The US is facing outright defeat — and worldwide contempt as never before — because of the Saddam gallows Grand Guignol and the secular Golgotha his jeering, black-hooded captors turned it into. And none of this need have happened. All the cluey US spin-men had to do, after consulting a few legal experts, was yield him up to lengthy trial by the UN War Crimes Tribunal in The Hague; let him give big speeches the media would soon tire of; and let him grow very old and sad in jail.

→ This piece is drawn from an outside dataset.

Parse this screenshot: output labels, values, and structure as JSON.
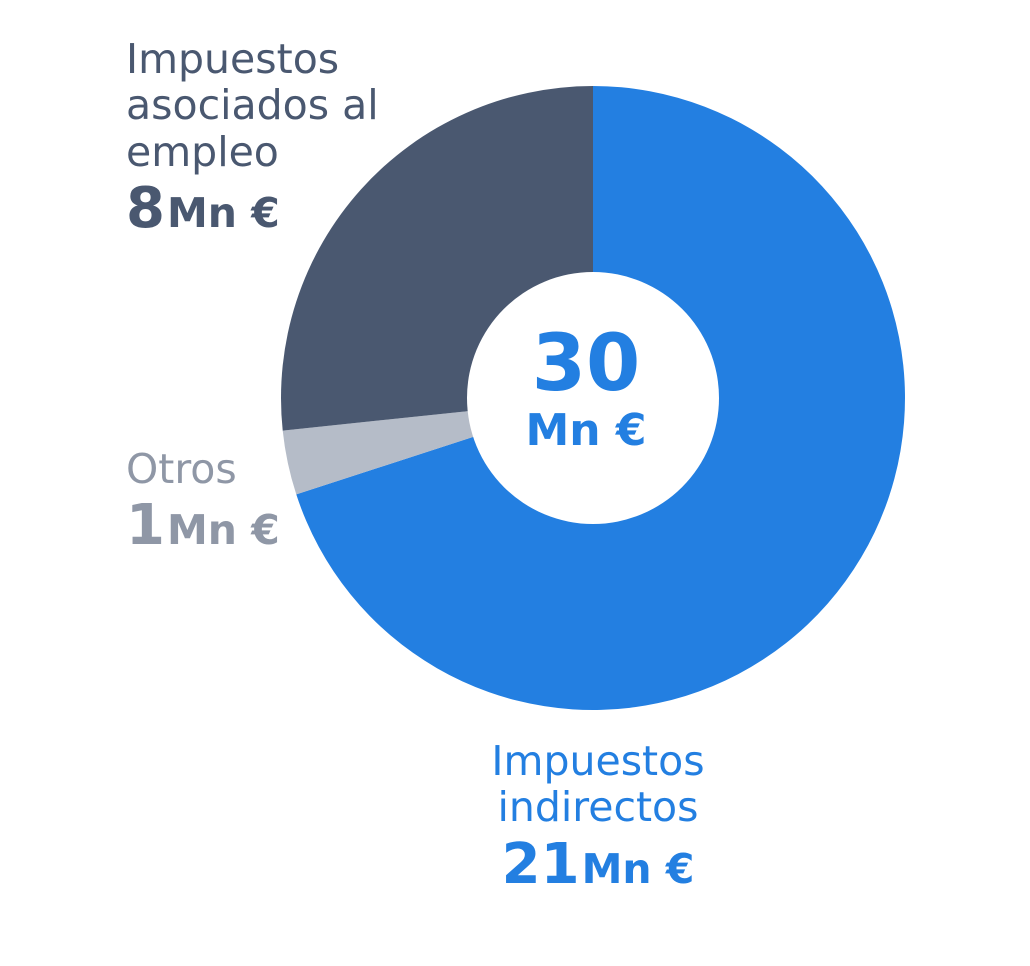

But they didn't, and the consequences are dire and daily mounting. Soon they'll have Tariq Aziz to deal with. He's a Christian, a friend of Pope John Paul, and literate, well-spoken, Anglicised evidence of how broad-based a secular government Saddam ran, and how much 4 million university graduates, civil servants, medical professionals, lawyers, judges, soldiers, police and schoolteachers miss him now, in a world of veils and checkpoints and daylight kidnappings and suicide bombings and 10,000 policemen killed in two years.
Will Tariq Aziz hang? Will his breaking neck and open eyes and slowly swinging corpse be telerecorded too? Will he be allowed his beloved P. G. Wodehouse and Agatha Christie paperbacks in his cell on death row? Will he get a final press conference? Will he be allowed to wear a suit and tie? What questions will he be allowed to answer?
In freedom's name we have helped the US start this barbarous process. In freedom's name we too are called barbarians now, by fairly civilised peoples who may have a point.
And we Australians are in the thick of it. Staying on, to "finish the job". The job may not be all that's finished by the time we're done.
Bob Ellis is an author and commentator.